Don't like being molly-coddled? Then blame the terminally stupid!

>> Wednesday, February 2, 2011

I really could not believe what I was reading when I browsed through the recent dress-code for Royal Ascot's annual Ladies Day. Apparently, underwear is essential, and tans must be even and correctly applied (basically, no streaky marks). Now, Ladies day is a formal event for well presented ladies with satellite dishes on their heads to attend and enjoy the festivities, and has been running since Queen Anne opened the first day on 1711. Clearly, having been opened by the Queen would suggest it's quite a well-to-do event. So what's happened here to allow the risk of some ladies turning up sans pants and with limbs that are coloured part-carrot and part-parsnip to be so great, they felt the need to send out letters to this effect rather than relying on common sense?


Chances are, right now, you live in what we call the "Western World". I can tell from my stats that the regular readers of this blog are 3/4 from various European countries (the vast majority being the UK) and 1/4 are from America (not including a very small percentage from Australia, China and Russia). This means that, chances are, you have access to one of the best education systems in the world. No, really, you go to school up to the age of 18 for free. You have access to the Internet: a world of information that is absolutely staggering in it's sheer volume. I can pretty much find out anything I want to know within the law, and some things outside of it, thanks to Wikileaks. You can watch news from anywhere in the world, while it is happening. By all rights, we should all be so intelligent, that we run out of space in our brains by age 5.

So why aren't we, then?

On Monday, I was perusing through Facebook when I came across a comment by someone who suggested that Facebook Founder Mark Zuckerberg was now "bored" of Facebook and was going to shut it down the following day. I decided the poster must have been momentarily a complete imbecile and all his friends would have commented to agree with my sentiments. However, they were all saying things along the line of "OMG, I cnt liv wivout FB", and the like. They all believed that a lad, who owns a poky website that happens to generate about $1Bn in revenue per year, and was recently valued at $50Bn, would suddenly say "You know what, this being a billionaire at aged 26 malarkey is OK, but I'd rather be poor, unemployed and known as the guy who threw away  a massive fortune". If you've ever wondered who actually responds to those emails from Nigerian Generals with £30m to put into your account, then look no further.

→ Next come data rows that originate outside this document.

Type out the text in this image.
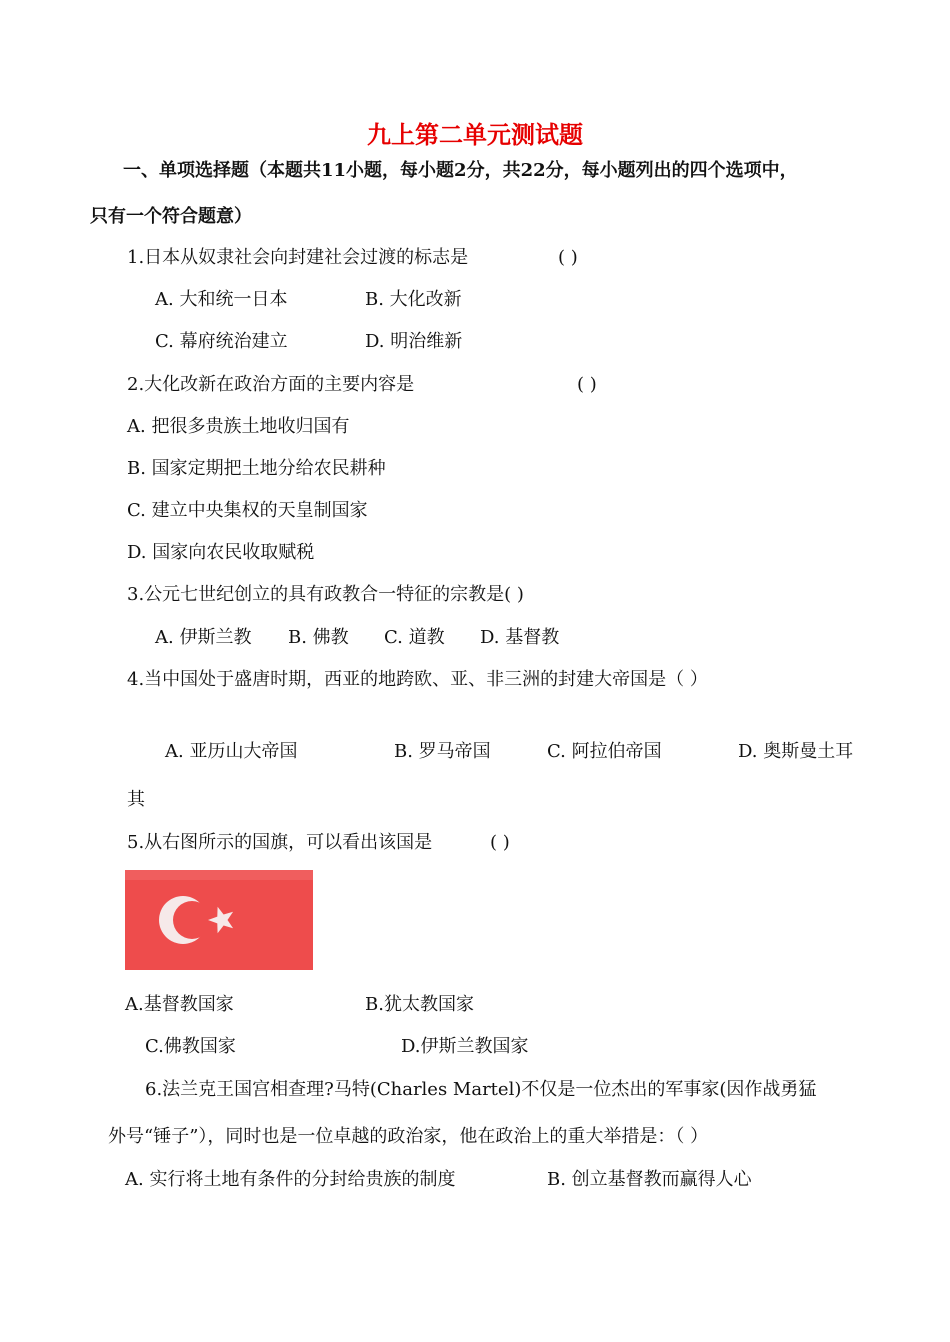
九上第二单元测试题
一、单项选择题（本题共11小题，每小题2分，共22分，每小题列出的四个选项中，
只有一个符合题意）
1.日本从奴隶社会向封建社会过渡的标志是	( )
A. 大和统一日本	B. 大化改新
C. 幕府统治建立	D. 明治维新
2.大化改新在政治方面的主要内容是	( )
A. 把很多贵族土地收归国有
B. 国家定期把土地分给农民耕种
C. 建立中央集权的天皇制国家
D. 国家向农民收取赋税
3.公元七世纪创立的具有政教合一特征的宗教是( )
A. 伊斯兰教 B. 佛教 C. 道教 D. 基督教
4.当中国处于盛唐时期，西亚的地跨欧、亚、非三洲的封建大帝国是（ ）
A. 亚历山大帝国	B. 罗马帝国	C. 阿拉伯帝国	D. 奥斯曼土耳
其
5.从右图所示的国旗，可以看出该国是	( )
A.基督教国家	B.犹太教国家
C.佛教国家	D.伊斯兰教国家
6.法兰克王国宫相查理?马特(Charles Martel)不仅是一位杰出的军事家(因作战勇猛
外号“锤子”），同时也是一位卓越的政治家，他在政治上的重大举措是：（ ）
A. 实行将土地有条件的分封给贵族的制度	B. 创立基督教而赢得人心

Why do people so readily accept such nonsense? I appreciate that in the days before the Internet, research would take days and involve a trip to the Library, so it was a tad tricky and we had to rely on someones good word. However, I'll simply access Google, on my phone if necessary, to check if someone is telling me a massive whopper. Granted, you can't take everything on the Internet at face-value, mostly because the Internet is full of bonkers conspiracy theories and ladies whose clothes appear to have fallen off, but people don't seemed to have embraced the idea of "double-checking" before opening their mouths.

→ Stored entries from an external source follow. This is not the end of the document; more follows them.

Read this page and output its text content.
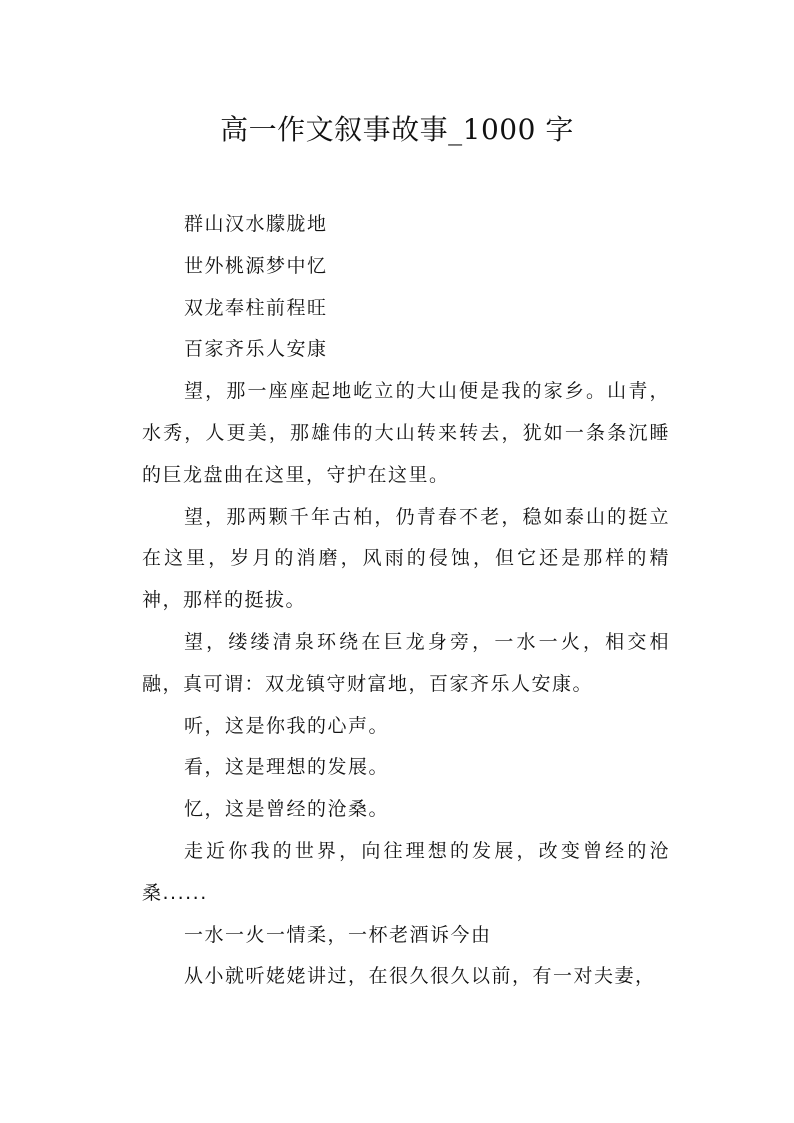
高一作文叙事故事_1000 字

群山汉水朦胧地

世外桃源梦中忆

双龙奉柱前程旺

百家齐乐人安康

望，那一座座起地屹立的大山便是我的家乡。山青，水秀，人更美，那雄伟的大山转来转去，犹如一条条沉睡的巨龙盘曲在这里，守护在这里。

望，那两颗千年古柏，仍青春不老，稳如泰山的挺立在这里，岁月的消磨，风雨的侵蚀，但它还是那样的精神，那样的挺拔。

望，缕缕清泉环绕在巨龙身旁，一水一火，相交相融，真可谓：双龙镇守财富地，百家齐乐人安康。

听，这是你我的心声。

看，这是理想的发展。

忆，这是曾经的沧桑。

走近你我的世界，向往理想的发展，改变曾经的沧桑......

一水一火一情柔，一杯老酒诉今由

从小就听姥姥讲过，在很久很久以前，有一对夫妻，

Most people like being respected. People always whine about being treated like a child who needs wrapping in cotton wool, whether by the Government, Health & Safety bods, Councils or Employers. However, they will only do this if people prove they are incapable of surviving a few days without doing something monumentally stupid. So if you read something in the paper, see something on TV or read it on Facebook, look into it before you spout off about it.

And if you really cannot bear to mix attending a horse-race and wearing underwear, may I suggest staying in and watching it on TV? That way, you can wear whatever shade of oompa-loompa tan and as few La-Senza products as you want.